Bava Metzia, chapitre 6, michna 4. Cette michna continue également de traiter de la question du statut du locataire qui viole les conditions du contrat de location convenues entre lui et le propriétaire.
Première partie de la michna - Labours dans la montagne et dans la vallée :
Hassokher para lakharoch bahar vekharach babik'a - Un homme a loué une vache pour le labour, et avec la vache étaient également inclus dans la location les outils de labour : la charrue traînée derrière elle, et le "kankan" - le soc en métal qui coupe la terre - ainsi que deux ouvriers accompagnant la vache et manœuvrant le matériel. La condition de la location était que le labour se fasse dans la montagne. Les montagnes sont accidentées, rocailleuses et pierreuses, et par conséquent plus susceptibles de causer des dommages à la charrue et au soc, tandis que la vallée est plus meuble et moins rocailleuse, et met moins à rude épreuve le matériel de labour.

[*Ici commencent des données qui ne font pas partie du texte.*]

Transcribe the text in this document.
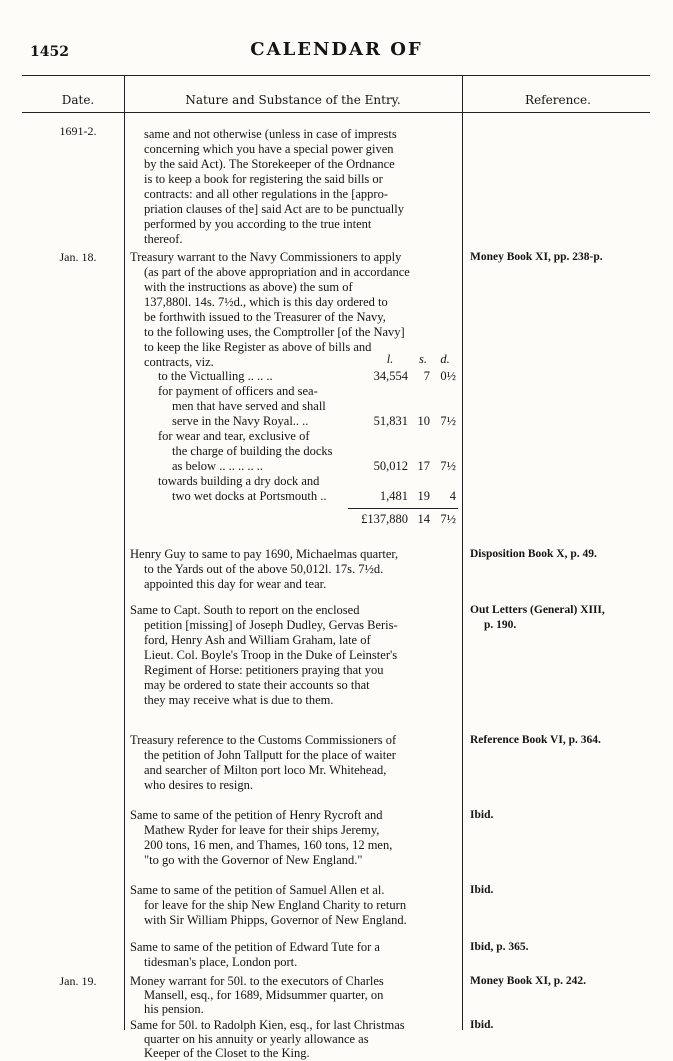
1452	CALENDAR OF
Date.	Nature and Substance of the Entry.	Reference.
1691-2.	same and not otherwise (unless in case of imprests
concerning which you have a special power given
by the said Act). The Storekeeper of the Ordnance
is to keep a book for registering the said bills or
contracts: and all other regulations in the [appro-
priation clauses of the] said Act are to be punctually
performed by you according to the true intent
thereof.
Jan. 18.	Treasury warrant to the Navy Commissioners to apply
(as part of the above appropriation and in accordance
with the instructions as above) the sum of
137,880l. 14s. 7½d., which is this day ordered to
be forthwith issued to the Treasurer of the Navy,
to the following uses, the Comptroller [of the Navy]
to keep the like Register as above of bills and
contracts, viz.
Money Book XI, pp. 238-p.
l.	s.	d.
to the Victualling .. .. ..	34,554	7 0½
for payment of officers and sea-
men that have served and shall
serve in the Navy Royal.. ..	51,831 10 7½
for wear and tear, exclusive of
the charge of building the docks
as below .. .. .. .. ..	50,012 17 7½
towards building a dry dock and
two wet docks at Portsmouth ..	1,481 19	4
£137,880 14 7½
Henry Guy to same to pay 1690, Michaelmas quarter,
to the Yards out of the above 50,012l. 17s. 7½d.
appointed this day for wear and tear.
Disposition Book X, p. 49.
Same to Capt. South to report on the enclosed
petition [missing] of Joseph Dudley, Gervas Beris-
ford, Henry Ash and William Graham, late of
Lieut. Col. Boyle's Troop in the Duke of Leinster's
Regiment of Horse: petitioners praying that you
may be ordered to state their accounts so that
they may receive what is due to them.
Out Letters (General) XIII,
p. 190.
Treasury reference to the Customs Commissioners of
the petition of John Tallputt for the place of waiter
and searcher of Milton port loco Mr. Whitehead,
who desires to resign.
Reference Book VI, p. 364.
Same to same of the petition of Henry Rycroft and
Mathew Ryder for leave for their ships Jeremy,
200 tons, 16 men, and Thames, 160 tons, 12 men,
"to go with the Governor of New England."
Ibid.
Same to same of the petition of Samuel Allen et al.
for leave for the ship New England Charity to return
with Sir William Phipps, Governor of New England.
Ibid.
Same to same of the petition of Edward Tute for a
tidesman's place, London port.
Ibid, p. 365.
Jan. 19.	Money warrant for 50l. to the executors of Charles
Mansell, esq., for 1689, Midsummer quarter, on
his pension.
Money Book XI, p. 242.
Same for 50l. to Radolph Kien, esq., for last Christmas
quarter on his annuity or yearly allowance as
Keeper of the Closet to the King.
Ibid.
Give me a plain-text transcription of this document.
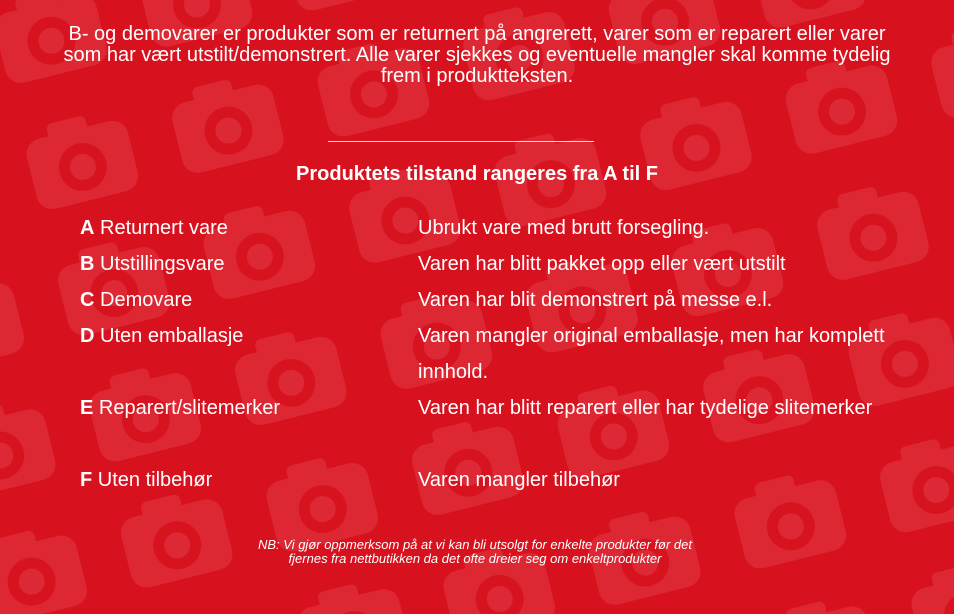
B- og demovarer er produkter som er returnert på angrerett, varer som er reparert eller varer som har vært utstilt/demonstrert. Alle varer sjekkes og eventuelle mangler skal komme tydelig frem i produktteksten.
Produktets tilstand rangeres fra A til F
A Returnert vare	Ubrukt vare med brutt forsegling.
B Utstillingsvare	Varen har blitt pakket opp eller vært utstilt
C Demovare	Varen har blit demonstrert på messe e.l.
D Uten emballasje	Varen mangler original emballasje, men har komplett innhold.
E Reparert/slitemerker	Varen har blitt reparert eller har tydelige slitemerker
F Uten tilbehør	Varen mangler tilbehør
NB: Vi gjør oppmerksom på at vi kan bli utsolgt for enkelte produkter før det fjernes fra nettbutikken da det ofte dreier seg om enkeltprodukter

Lakharoch bahar vekharach babik'a - im nichbar hakankan, patour - Le locataire est exempté. En effet, bien qu'il ait stipulé de labourer dans la montagne, un endroit difficile pour le soc de la charrue, dans les faits il a labouré précisément dans la vallée meuble, et si le soc s'y brise, on ne peut certainement pas le tenir pour responsable.
Babik'a vekharach bahar - im nichbar hakankan, khayav - Ici, l'accord était que le labour se fasse dans la vallée, et contrairement à cela, le locataire est allé labourer dans un terrain montagneux, rocailleux et plus dur, qui endommage la charrue. Le soc s'étant brisé dans la montagne, le locataire doit payer une compensation, car il n'était pas autorisé à labourer dans des conditions aussi difficiles.
Un point annexe qui ressort ici : les ouvriers qui manœuvrent la charrue, s'ils ont fait preuve de négligence dans leur travail, sont responsables des dommages, et ils doivent payer directement le propriétaire du matériel de labour.
Deuxième partie de la michna - Battage des légumineuses et des céréales :
Le battage se fait de cette manière : la vache marche en un large cercle et traîne derrière elle une planche qui glisse sur les légumineuses ou sur les céréales, séparant ainsi le grain comestible de la balle et de l'enveloppe extérieure.
Le principe de la loi ici est que les légumineuses sont relativement humides au moment du battage, et par conséquent glissantes, contrairement aux autres types de céréales qui sèchent d'abord au soleil avant le battage, et sont donc sèches et ne glissent pas.
Ladouch bekitniyot vedach betevoua - patour - L'accord était d'utiliser la vache pour battre des légumineuses glissantes, et dans les faits il a battu des céréales sèches qui ne glissent pas. Si la vache a glissé et s'est blessée, le locataire est exempté, car s'il avait battu des légumineuses glissantes comme convenu, elle aurait été encore plus susceptible de glisser.
Ladouch betevoua vedach bekitnit - khayav, mipnei chehakitnit makhleket - L'accord était de battre des céréales sèches qui ne glissent pas, et le locataire a enfreint l'accord et a battu des légumineuses. Si la vache a glissé, s'est blessée ou est morte, le locataire doit payer les dommages, car la légumineuse est glissante.
En résumé : La michna enseigne à travers deux paires de cas - le labour dans la montagne et dans la vallée, et le battage des légumineuses et des céréales - que celui qui viole les conditions de la location et utilise l'animal ou les outils dans des conditions plus difficiles et dangereuses que ce qui a été convenu, est responsable des dommages causés ; tandis que celui qui viole la condition vers ce qui est plus facile et plus sûr, est exempté.